On 3/15/2012 5:51 AM, Charles Marcus wrote:
On 2012-03-01 8:38 PM, Stan Hoeppner <stan@hardwarefreak.com> wrote:
Get yourself a qualified network architect. Pay for a full network traffic analysis. He'll attach sniffers at multiple points in your network to gather traffic/error/etc data. Then you'll discuss the new office, which employees/types with move there, and you'll be able to know almost precisely the average and peak bandwidth needs over the MAN link. He'll very likely tell you the same thing I have, that a single gigabit MAN link is plenty. If you hire him to do the work, he'll program the proper QOS setup to match the traffic patterns gleaned from the sniffers.
Finally had time to properly review your answers here Stan.
The time you took for the in-depth reply is very much appreciated - and
Multi-site setups can be tricky as they often temp folks to do unnecessary things they otherwise would not. Just trying to help keep your sails pointed in the right direction. :) #1 rule when building a multi-site network: only duplicate hardware and services at the remote site(s) when absolutely necessary.
I'm sure you got a kick out of the level of my ignorance... ;)
Not at all. I'm sure there is some subject or another where you would demonstrate my ignorance. From another perspective, if there was no ignorance left on the planet then there would be nothing left for anyone to learn. That would make for a boring world.
As for hiring a network architect, I will absolutely be doing as you recommend (was already planning on it), but with the information I'm now armed with, at least I'll have a better chance of knowing if they know what they are doing/talking about...

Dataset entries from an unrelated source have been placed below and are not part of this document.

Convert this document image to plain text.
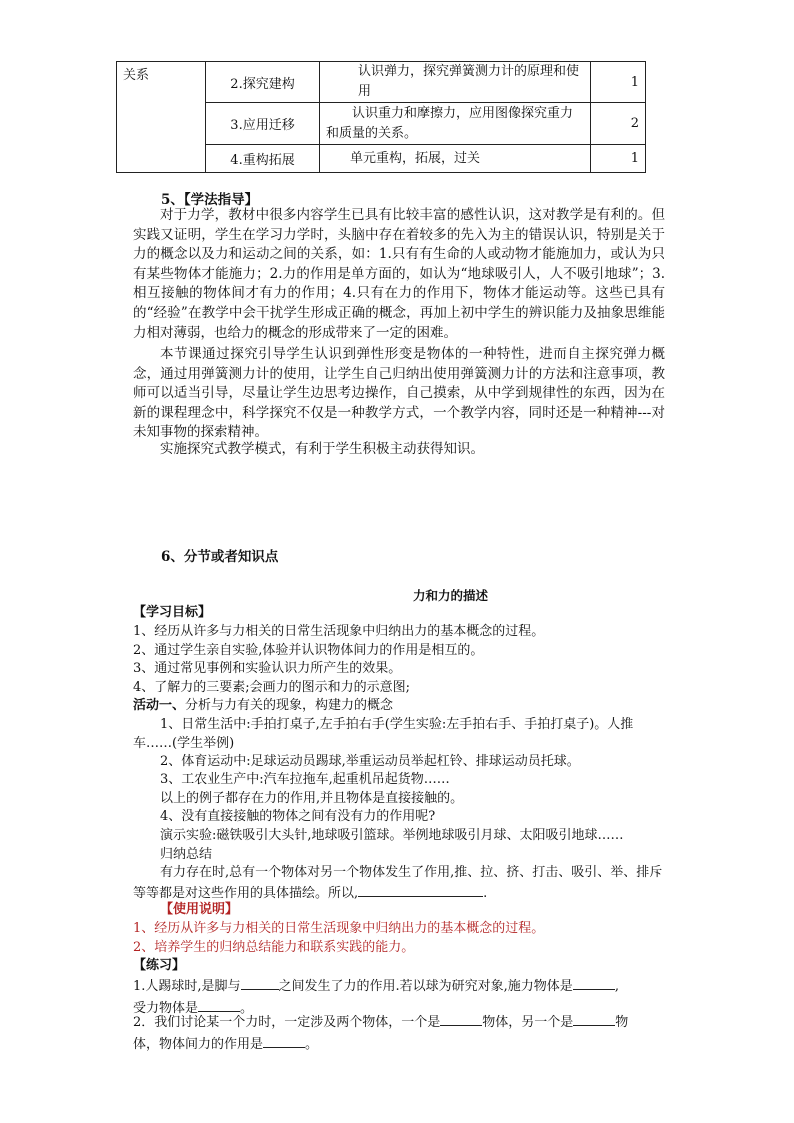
关系	2.探究建构	认识弹力，探究弹簧测力计的原理和使用	1
	3.应用迁移	认识重力和摩擦力，应用图像探究重力和质量的关系。	2
	4.重构拓展	单元重构，拓展，过关	1
5、【学法指导】

对于力学，教材中很多内容学生已具有比较丰富的感性认识，这对教学是有利的。但实践又证明，学生在学习力学时，头脑中存在着较多的先入为主的错误认识，特别是关于力的概念以及力和运动之间的关系，如：1.只有有生命的人或动物才能施加力，或认为只有某些物体才能施力；2.力的作用是单方面的，如认为“地球吸引人，人不吸引地球”；3.相互接触的物体间才有力的作用；4.只有在力的作用下，物体才能运动等。这些已具有的“经验”在教学中会干扰学生形成正确的概念，再加上初中学生的辨识能力及抽象思维能力相对薄弱，也给力的概念的形成带来了一定的困难。

本节课通过探究引导学生认识到弹性形变是物体的一种特性，进而自主探究弹力概念，通过用弹簧测力计的使用，让学生自己归纳出使用弹簧测力计的方法和注意事项，教师可以适当引导，尽量让学生边思考边操作，自己摸索，从中学到规律性的东西，因为在新的课程理念中，科学探究不仅是一种教学方式，一个教学内容，同时还是一种精神---对未知事物的探索精神。

实施探究式教学模式，有利于学生积极主动获得知识。

6、分节或者知识点
力和力的描述
【学习目标】
1、经历从许多与力相关的日常生活现象中归纳出力的基本概念的过程。
2、通过学生亲自实验,体验并认识物体间力的作用是相互的。
3、通过常见事例和实验认识力所产生的效果。
4、了解力的三要素;会画力的图示和力的示意图;
活动一、分析与力有关的现象，构建力的概念
1、日常生活中:手拍打桌子,左手拍右手(学生实验:左手拍右手、手拍打桌子)。人推车……(学生举例)
2、体育运动中:足球运动员踢球,举重运动员举起杠铃、排球运动员托球。
3、工农业生产中:汽车拉拖车,起重机吊起货物……
以上的例子都存在力的作用,并且物体是直接接触的。
4、没有直接接触的物体之间有没有力的作用呢?
演示实验:磁铁吸引大头针,地球吸引篮球。举例地球吸引月球、太阳吸引地球……
归纳总结
有力存在时,总有一个物体对另一个物体发生了作用,推、拉、挤、打击、吸引、举、排斥等等都是对这些作用的具体描绘。所以,	.
【使用说明】
1、经历从许多与力相关的日常生活现象中归纳出力的基本概念的过程。
2、培养学生的归纳总结能力和联系实践的能力。
【练习】
1.人踢球时,是脚与	之间发生了力的作用.若以球为研究对象,施力物体是	,
受力物体是	。
2．我们讨论某一个力时，一定涉及两个物体，一个是	物体，另一个是	物
体，物体间力的作用是	。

Now that you are aware of network analysis using sniffers, allow me to throw you a curve ball. For a network of your size, less than 70 users IIRC, with a typical application mix but with SMB/NFS traffic/file sizes a little above 'average', a qualified engineer probably won't need to plug sniffers into your network to determine the size MAN pipe and what traffic shaping you'll need. He'll have already done a near identical setup dozens of times. The good news is this saves you a few grand. Analysis with sniffers ain't cheap, even for small networks. And sniffers are normally only deployed to identify the cause of network problems, not very often for architectural or capacity planning. But, asking him about doing a full analysis using sniffers, and hearing his response, may lead to a valuable discussion nonetheless.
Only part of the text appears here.